O superintendente também ignorou a norma de que cabe ao condutor a responsabilidade pelas infrações decorrentes de atos praticados na direção do veículo. O art. 27 do CTB prevê que antes de colocar o veículo em circulação o condutor deverá verificar a existência e as boas condições de funcionamento dos equipamentos de uso obrigatório. O art. 232 dispõe que a condução de veículo sem os documentos de porte obrigatório, entre os quais o Certificado de Registro e Licenciamento do Veículo (CRVL) é infração sujeita à multa e retenção do veículo, até a apresentação do documento.
De acordo com o documento, muitas vezes, ocorrem situações que geram entraves ao “cumprimento imediato de determinadas prescrições dos normativos de trânsito”, que independem da vontade do administrador. O superintendente teria alegado falta de verba para pagamento do licenciamento e multa dos veículos oficiais.
Os policiais também não poderão se recusar a cumprir ordem de transporte de presos, ainda que a viatura não seja adequada ou não disponha de espaço isolado para acomodar a pessoa detida. Nos termo do parecer, “é de todo recomendável que isso ocorra, mas se diante da situação concreta, específica, isso não for possível, não será isso causa suficiente de impedimento do cumprimento da missão”. As últimas viaturas ostensivas adquiridas pela PF não dispõem de espaços isolados para transporte de presos.
A ordem do chefe da PF em São Paulo baseou-se no pressuposto de que a recusa no cumprimento da ordem “legal ilegal” de dirigir viaturas com documentação irregular poderá configurar transgressões disciplinares tipificadas na Lei 4878/65, que dispõe sobre o regimento jurídico da corporação.

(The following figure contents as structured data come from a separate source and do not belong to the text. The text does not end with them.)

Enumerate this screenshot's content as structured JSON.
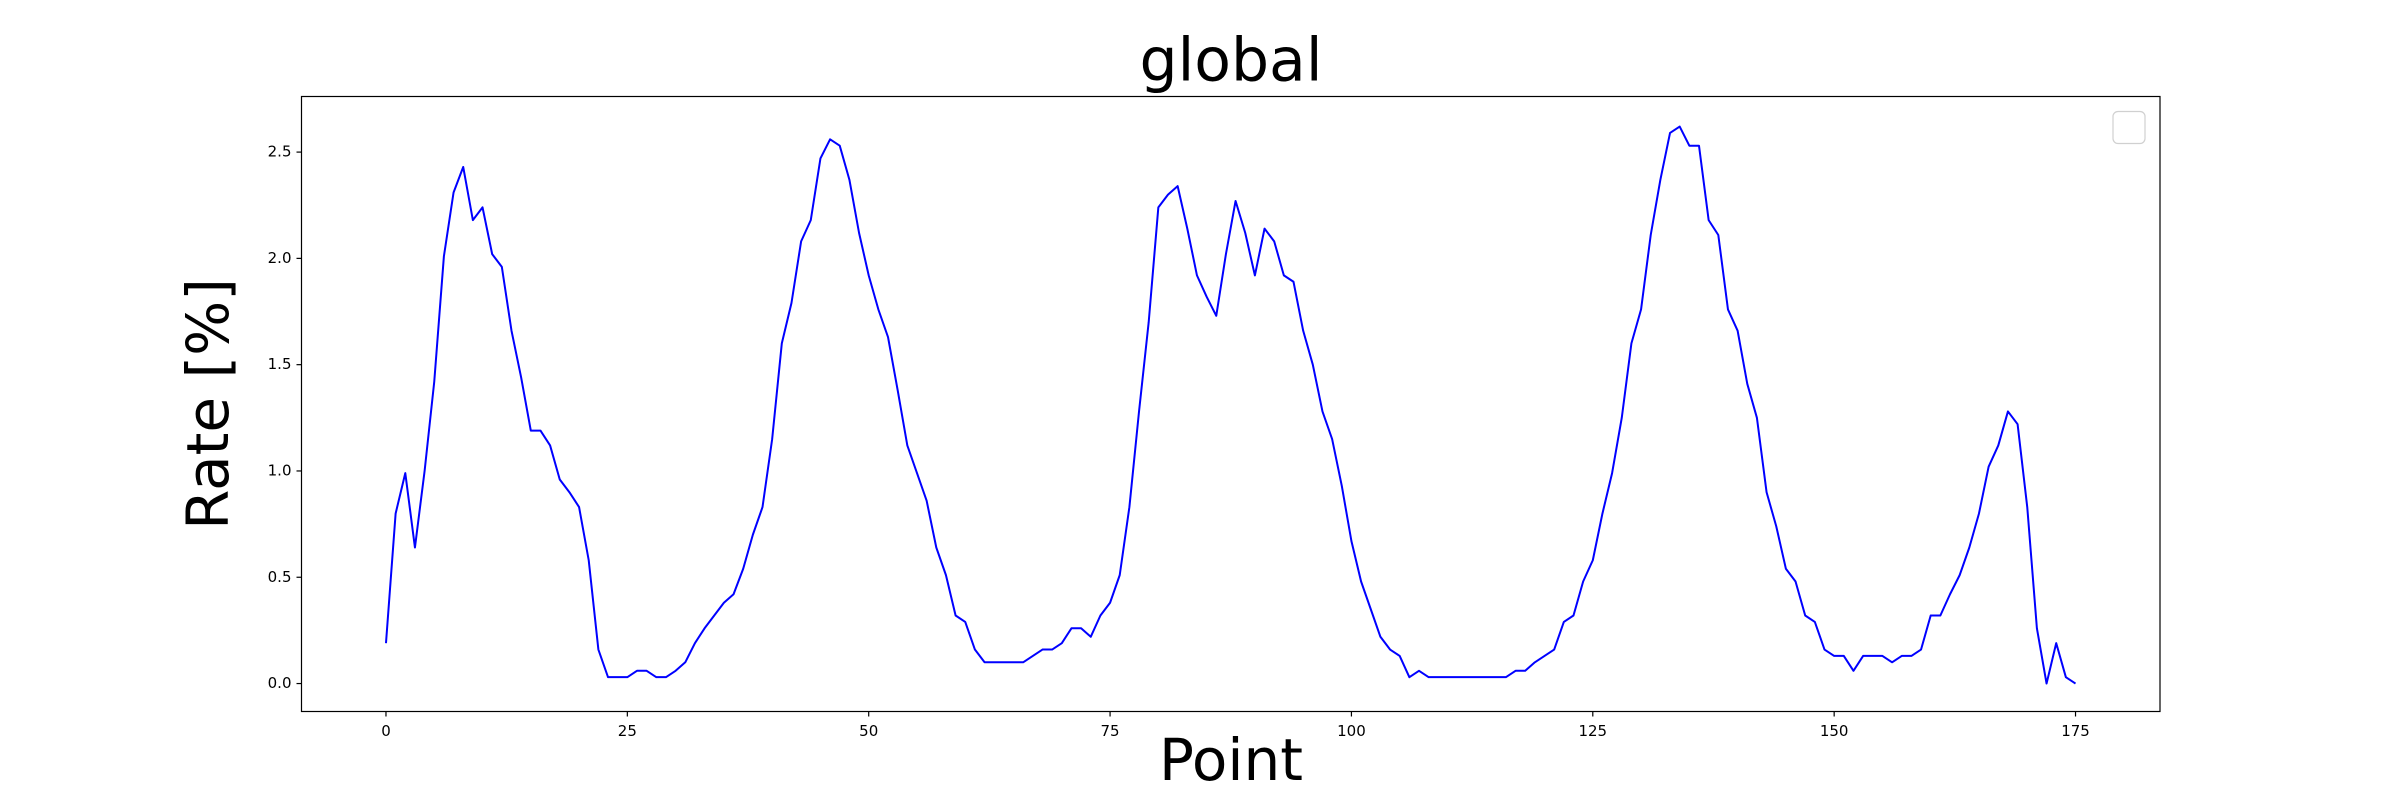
{
  "chart_data": {
    "type": "line",
    "title": "global",
    "xlabel": "Point",
    "ylabel": "Rate [%]",
    "x": [
      0,
      1,
      2,
      3,
      4,
      5,
      6,
      7,
      8,
      9,
      10,
      11,
      12,
      13,
      14,
      15,
      16,
      17,
      18,
      19,
      20,
      21,
      22,
      23,
      24,
      25,
      26,
      27,
      28,
      29,
      30,
      31,
      32,
      33,
      34,
      35,
      36,
      37,
      38,
      39,
      40,
      41,
      42,
      43,
      44,
      45,
      46,
      47,
      48,
      49,
      50,
      51,
      52,
      53,
      54,
      55,
      56,
      57,
      58,
      59,
      60,
      61,
      62,
      63,
      64,
      65,
      66,
      67,
      68,
      69,
      70,
      71,
      72,
      73,
      74,
      75,
      76,
      77,
      78,
      79,
      80,
      81,
      82,
      83,
      84,
      85,
      86,
      87,
      88,
      89,
      90,
      91,
      92,
      93,
      94,
      95,
      96,
      97,
      98,
      99,
      100,
      101,
      102,
      103,
      104,
      105,
      106,
      107,
      108,
      109,
      110,
      111,
      112,
      113,
      114,
      115,
      116,
      117,
      118,
      119,
      120,
      121,
      122,
      123,
      124,
      125,
      126,
      127,
      128,
      129,
      130,
      131,
      132,
      133,
      134,
      135,
      136,
      137,
      138,
      139,
      140,
      141,
      142,
      143,
      144,
      145,
      146,
      147,
      148,
      149,
      150,
      151,
      152,
      153,
      154,
      155,
      156,
      157,
      158,
      159,
      160,
      161,
      162,
      163,
      164,
      165,
      166,
      167,
      168,
      169,
      170,
      171,
      172,
      173,
      174,
      175
    ],
    "series": [
      {
        "color": "#0000ff",
        "values": [
          0.19,
          0.8,
          0.99,
          0.64,
          1.0,
          1.42,
          2.01,
          2.31,
          2.43,
          2.18,
          2.24,
          2.02,
          1.96,
          1.66,
          1.44,
          1.19,
          1.19,
          1.12,
          0.96,
          0.9,
          0.83,
          0.58,
          0.16,
          0.03,
          0.03,
          0.03,
          0.06,
          0.06,
          0.03,
          0.03,
          0.06,
          0.1,
          0.19,
          0.26,
          0.32,
          0.38,
          0.42,
          0.54,
          0.7,
          0.83,
          1.15,
          1.6,
          1.79,
          2.08,
          2.18,
          2.47,
          2.56,
          2.53,
          2.37,
          2.12,
          1.92,
          1.76,
          1.63,
          1.38,
          1.12,
          0.99,
          0.86,
          0.64,
          0.51,
          0.32,
          0.29,
          0.16,
          0.1,
          0.1,
          0.1,
          0.1,
          0.1,
          0.13,
          0.16,
          0.16,
          0.19,
          0.26,
          0.26,
          0.22,
          0.32,
          0.38,
          0.51,
          0.83,
          1.28,
          1.7,
          2.24,
          2.3,
          2.34,
          2.14,
          1.92,
          1.82,
          1.73,
          2.02,
          2.27,
          2.12,
          1.92,
          2.14,
          2.08,
          1.92,
          1.89,
          1.66,
          1.5,
          1.28,
          1.15,
          0.93,
          0.67,
          0.48,
          0.35,
          0.22,
          0.16,
          0.13,
          0.03,
          0.06,
          0.03,
          0.03,
          0.03,
          0.03,
          0.03,
          0.03,
          0.03,
          0.03,
          0.03,
          0.06,
          0.06,
          0.1,
          0.13,
          0.16,
          0.29,
          0.32,
          0.48,
          0.58,
          0.8,
          0.99,
          1.25,
          1.6,
          1.76,
          2.11,
          2.37,
          2.59,
          2.62,
          2.53,
          2.53,
          2.18,
          2.11,
          1.76,
          1.66,
          1.41,
          1.25,
          0.9,
          0.74,
          0.54,
          0.48,
          0.32,
          0.29,
          0.16,
          0.13,
          0.13,
          0.06,
          0.13,
          0.13,
          0.13,
          0.1,
          0.13,
          0.13,
          0.16,
          0.32,
          0.32,
          0.42,
          0.51,
          0.64,
          0.8,
          1.02,
          1.12,
          1.28,
          1.22,
          0.83,
          0.26,
          0.0,
          0.19,
          0.03,
          0.0
        ]
      }
    ],
    "xlim": [
      -8.75,
      183.75
    ],
    "xticks": [
      0,
      25,
      50,
      75,
      100,
      125,
      150,
      175
    ],
    "ylim": [
      -0.1315,
      2.7615
    ],
    "yticks": [
      {
        "value": 0,
        "label": "0.0"
      },
      0.5,
      {
        "value": 1,
        "label": "1.0"
      },
      1.5,
      {
        "value": 2,
        "label": "2.0"
      },
      2.5
    ],
    "legend": "upper right"
  }
}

Dentre as supostas transgressões disciplinares, o parecer indicou dois enquadramentos: “negligenciar ou descumprir a execução de qualquer ordem legítima” ou “aconselhar ou concorrer para não ser cumprida qualquer ordem de autoridade competente, ou para que seja retardada a sua execução”. Esta última conduta é considerada falta disciplinar de “natureza grave”, sujeita à penalidade de suspensão de até 90 dias.
O presidente do Sindicato dos Servidores Públicos Civis Federais do Departamento de Polícia Federal no Estado de São Paulo (Sindpolf/SP), Alexandre Santana Sally, informou que o abuso será denunciado ao Ministério Público Federal e ao Ministério Público do Trabalho. Ele informou que a assessoria jurídica do sindicato está analisando as medidas cabíveis a serem tomadas. A diretoria do Sindpolf/SP também vai divulgar uma nota de repúdio.

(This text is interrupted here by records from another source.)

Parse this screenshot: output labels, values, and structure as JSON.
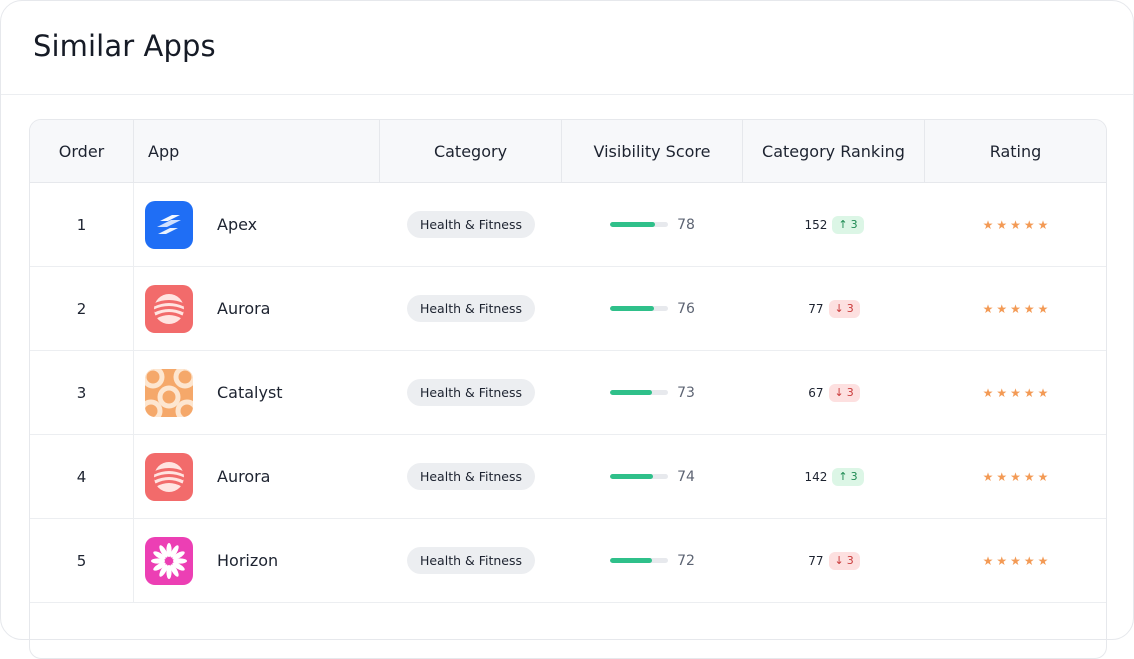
{
  "title": "Similar Apps",
  "columns": {
    "order": "Order",
    "app": "App",
    "category": "Category",
    "visibility": "Visibility Score",
    "ranking": "Category Ranking",
    "rating": "Rating"
  },
  "colors": {
    "bar_fill": "#2fc08a",
    "star": "#f39a55",
    "up_bg": "#dcf6e6",
    "down_bg": "#fde0e0"
  },
  "rows": [
    {
      "order": "1",
      "name": "Apex",
      "icon": "apex-logo-icon",
      "category": "Health & Fitness",
      "visibility": "78",
      "visibility_pct": 78,
      "rank": "152",
      "delta": "3",
      "direction": "up",
      "direction_glyph": "↑",
      "stars": 5
    },
    {
      "order": "2",
      "name": "Aurora",
      "icon": "aurora-logo-icon",
      "category": "Health & Fitness",
      "visibility": "76",
      "visibility_pct": 76,
      "rank": "77",
      "delta": "3",
      "direction": "down",
      "direction_glyph": "↓",
      "stars": 5
    },
    {
      "order": "3",
      "name": "Catalyst",
      "icon": "catalyst-logo-icon",
      "category": "Health & Fitness",
      "visibility": "73",
      "visibility_pct": 73,
      "rank": "67",
      "delta": "3",
      "direction": "down",
      "direction_glyph": "↓",
      "stars": 5
    },
    {
      "order": "4",
      "name": "Aurora",
      "icon": "aurora-logo-icon",
      "category": "Health & Fitness",
      "visibility": "74",
      "visibility_pct": 74,
      "rank": "142",
      "delta": "3",
      "direction": "up",
      "direction_glyph": "↑",
      "stars": 5
    },
    {
      "order": "5",
      "name": "Horizon",
      "icon": "horizon-logo-icon",
      "category": "Health & Fitness",
      "visibility": "72",
      "visibility_pct": 72,
      "rank": "77",
      "delta": "3",
      "direction": "down",
      "direction_glyph": "↓",
      "stars": 5
    }
  ]
}
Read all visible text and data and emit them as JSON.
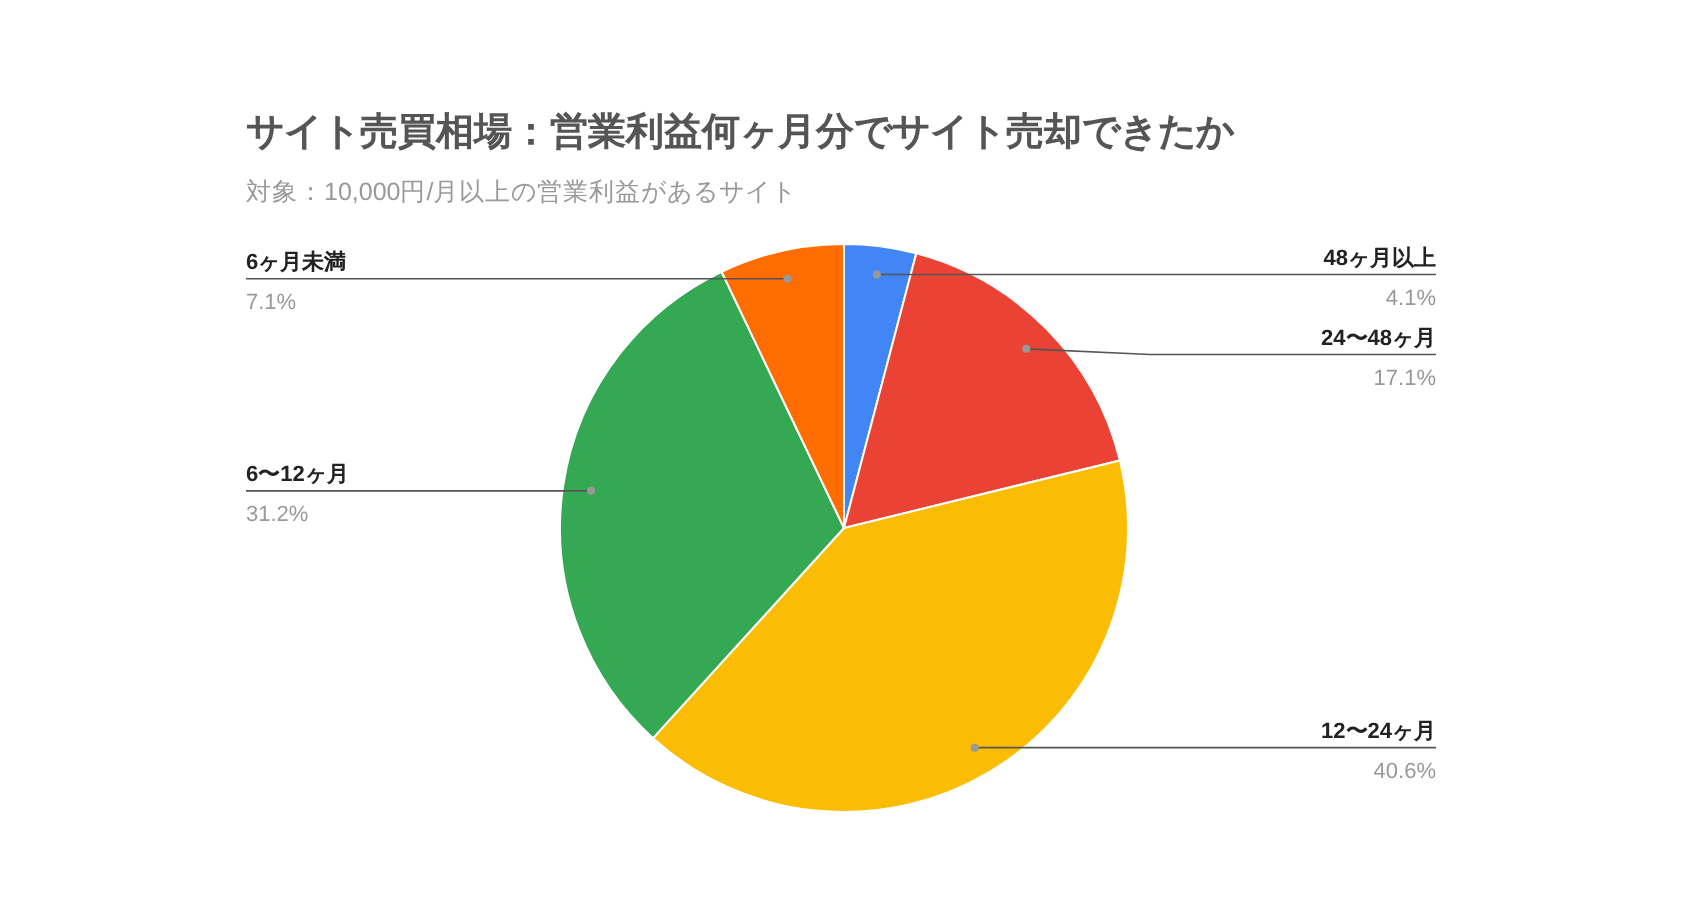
{
  "chart_data": {
    "type": "pie",
    "title": "サイト売買相場：営業利益何ヶ月分でサイト売却できたか",
    "subtitle": "対象：10,000円/月以上の営業利益があるサイト",
    "categories": [
      "48ヶ月以上",
      "24〜48ヶ月",
      "12〜24ヶ月",
      "6〜12ヶ月",
      "6ヶ月未満"
    ],
    "values": [
      4.1,
      17.1,
      40.6,
      31.2,
      7.1
    ],
    "colors": [
      "#4285f4",
      "#ea4335",
      "#fbbc04",
      "#34a853",
      "#ff6d01"
    ],
    "value_labels": [
      "4.1%",
      "17.1%",
      "40.6%",
      "31.2%",
      "7.1%"
    ]
  }
}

PAGAMENTOS - O orçamento da PF em São Paulo é o maior de todas as superintendências do órgão. Dados disponíveis no Portal da Transparência revelam que, em junho deste ano, a SR/SP pagou à empresa Seguradora Líder dos Consórcios do Seguro DPVAT S.A., o valor de R$ 55,2 mil, corresponde ao seguro obrigatório de 512 veículos. No portal não consta a informação se todos os pagamentos se referiram ao exercício de 2012, nem discrimina a placa dos veículos a que se referem os pagamentos.
De acordo com tabela divulgada pela Secretaria da Fazenda do Estado de São Paulo, as datas para pagamento da taxa de emissão do novo CRLV são definidas de acordo com o final da placa do veículo. Em 2012, a última data de vencimento para veículos e caminhonetes foi 26 de março e a taxa foi de R$ 73,70, por veículo, incluindo o custo para envio pelos Correios. O valor do seguro obrigatório, de R$ 101,16, deve ser recolhido junto com a taxa de licenciamento.
Com a postura de quem está desobrigado a observar a lei, o superintendente da PF em São Paulo faz lembrar Luís XIV, que se achava o dono do mundo e dizia até que o sol nascia só pra ele, o que o tornou conhecido como o “Rei Sol”. O monarca sintetizou suas ideias absolutistas na frase que ficou célebre: "Eu sou a Lei, eu sou o Estado; o Estado sou eu" (“Je souis la Loi, Je souis l`Etat; l`Etat c`est moi”).